Nuvens, fumaça e neblina podem obstruir a luz do sol no céu, mas sob a superfície do oceano, forças muito diferentes podem mergulhar o fundo do mar na escuridão. A descarga de sedimentos, as blooms de algas e os detritos orgânicos podem reduzir drasticamente a luz subaquática, às vezes transformando águas costeiras claras em quase escuridão total. Para entender melhor esses fenômenos, uma equipe internacional de cientistas desenvolveu o primeiro sistema destinado a identificar e comparar o que eles denominam apagões marinhos.
A pesquisa, publicada na revista Communications Earth & Environment, introduz o conceito de onda de escuridão marinha. Esses eventos são períodos de escuridão subaquática intensos, mas de curta duração, que podem prejudicar seriamente florestas de kelp, prados de ervas marinhas e outros organismos marinhos que dependem da luz para sobreviver.

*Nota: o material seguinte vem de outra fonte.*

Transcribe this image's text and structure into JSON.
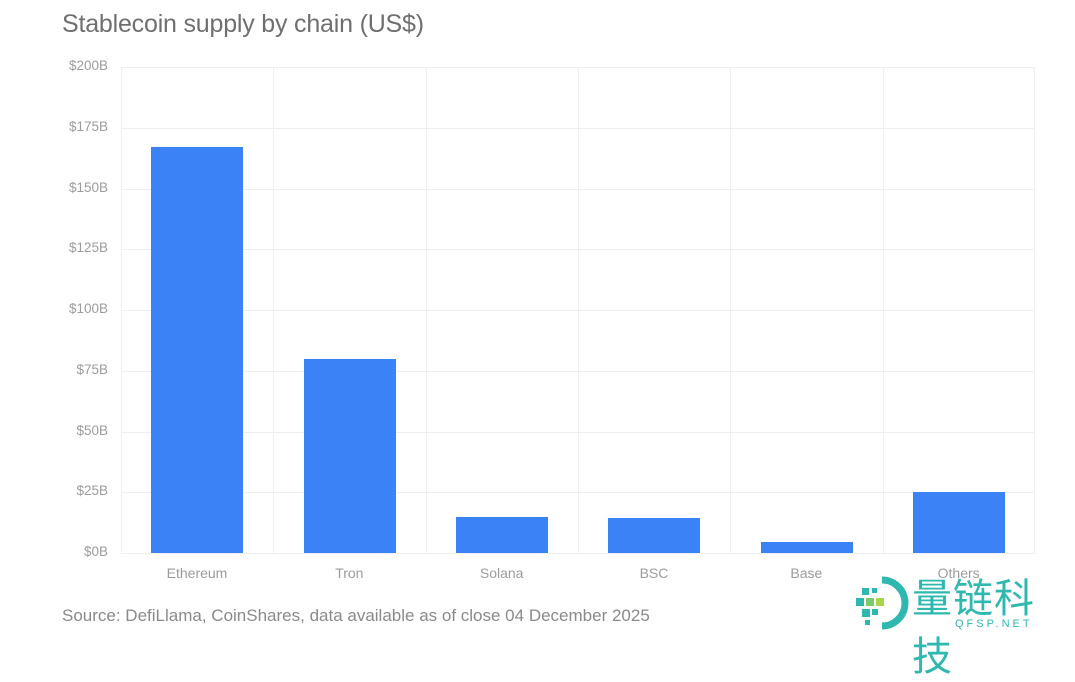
{
  "title": "Stablecoin supply by chain (US$)",
  "source": "Source: DefiLlama, CoinShares, data available as of close 04 December 2025",
  "watermark": {
    "text": "量链科技",
    "sub": "QFSP.NET"
  },
  "y_ticks": [
    "$200B",
    "$175B",
    "$150B",
    "$125B",
    "$100B",
    "$75B",
    "$50B",
    "$25B",
    "$0B"
  ],
  "categories": [
    "Ethereum",
    "Tron",
    "Solana",
    "BSC",
    "Base",
    "Others"
  ],
  "colors": {
    "bar": "#3b82f6"
  },
  "chart_data": {
    "type": "bar",
    "title": "Stablecoin supply by chain (US$)",
    "categories": [
      "Ethereum",
      "Tron",
      "Solana",
      "BSC",
      "Base",
      "Others"
    ],
    "values": [
      167,
      80,
      15,
      14.5,
      4.5,
      25
    ],
    "unit": "US$ billions",
    "xlabel": "",
    "ylabel": "",
    "ylim": [
      0,
      200
    ],
    "yticks": [
      0,
      25,
      50,
      75,
      100,
      125,
      150,
      175,
      200
    ],
    "ytick_labels": [
      "$0B",
      "$25B",
      "$50B",
      "$75B",
      "$100B",
      "$125B",
      "$150B",
      "$175B",
      "$200B"
    ],
    "grid": true,
    "legend": null,
    "annotation": "Source: DefiLlama, CoinShares, data available as of close 04 December 2025"
  }
}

A Importância da Luz no Oceano
“Sempre soubemos que os níveis de luz são fundamentais para os organismos fotossintéticos — como algas, ervas marinhas e corais — e que fatores que reduzem a luz no fundo do mar podem impactá-los”, afirmou Bob Miller, coautor e biólogo pesquisador do Instituto de Ciências Marinhas da UC Santa Barbara. “Este estudo cria uma estrutura para comparar tais eventos, que chamamos de ondas de escuridão.”
Até agora, os cientistas não tinham um método comum para avaliar perdas extremas de luz subaquática em diferentes regiões. O objetivo da nova estrutura é tornar esses eventos mensuráveis e comparáveis em todo o mundo.
“A luz é um fator fundamental da produtividade marinha, mas até agora não tínhamos uma maneira consistente de medir reduções extremas na luz subaquática”, disse François Thoral, autor principal e pesquisador de pós-doutorado na Universidade de Waikato e na Earth Sciences New Zealand.
Décadas de Dados Revelam um Padrão Oculto
Para desenvolver a estrutura, os pesquisadores analisaram dados a longo prazo de várias regiões costeiras. O estudo utilizou 16 anos de medições do Local de Pesquisa Ecológica de Longo Prazo (LTER) da Costa de Santa Barbara e 10 anos de observações de locais costeiros na Nova Zelândia no Golfo de Hauraki/Tīkapa Moana, na Firth of Thames. A equipe também examinou 21 anos de estimativas de luz no fundo do mar derivadas de dados de satélite ao longo da Costa Leste da Nova Zelândia.
Nestas áreas, as ondas de escuridão marinha variaram de eventos breves que duraram apenas alguns dias a episódios prolongados que persistiram por mais de dois meses. Em alguns casos, a luz que chegava ao fundo marinho foi quase completamente eliminada.
Os pesquisadores identificaram entre 25 e 80 eventos de onda de escuridão ao longo da Costa Leste desde 2002. Muitos estavam associados a tempestades intensas e sistemas climáticos de grande escala, incluindo o Ciclone Gabrielle.
Escuridão de Curto Prazo com Consequências Duradouras
Por muitos anos, os cientistas se concentraram nas diminuições lentas e prolongadas da claridade da água como uma ameaça significativa aos ecossistemas costeiros. As novas descobertas sugerem que eventos súbitos de onda de escuridão podem ser igualmente prejudiciais.
“Mesmo períodos curtos de redução de luz podem prejudicar a fotossíntese em florestas de kelp, ervas marinhas e corais”, afirmou Thoral. “Esses eventos também podem influenciar o comportamento de peixes, tubarões e mamíferos marinhos. Quando a escuridão persiste, os efeitos ecológicos podem ser significativos.”
Uma Nova Ferramenta para Monitorar o Estresse Marinho
A estrutura de ondas de escuridão marinha se soma a ferramentas existentes usadas para monitorar ondas de calor marinhas, acidificação dos oceanos e desoxigenação. Juntas, esses sistemas oferecem às comunidades costeiras, grupos de conservação e gestores de recursos uma maneira mais clara de reconhecer quando os ecossistemas marinhos estão sob estresse intenso e imediato.
Como o LTER da Costa de Santa Barbara é um dos poucos programas no mundo que coleta medições de luz a longo prazo no fundo do mar, Miller e seus colegas da UCSB planejam expandir seus trabalhos. Eles pretendem investigar como a sedimentação e a turbidez — que são influenciadas por incêndios e deslizamentos de terra — afetam as florestas de kelp da Califórnia.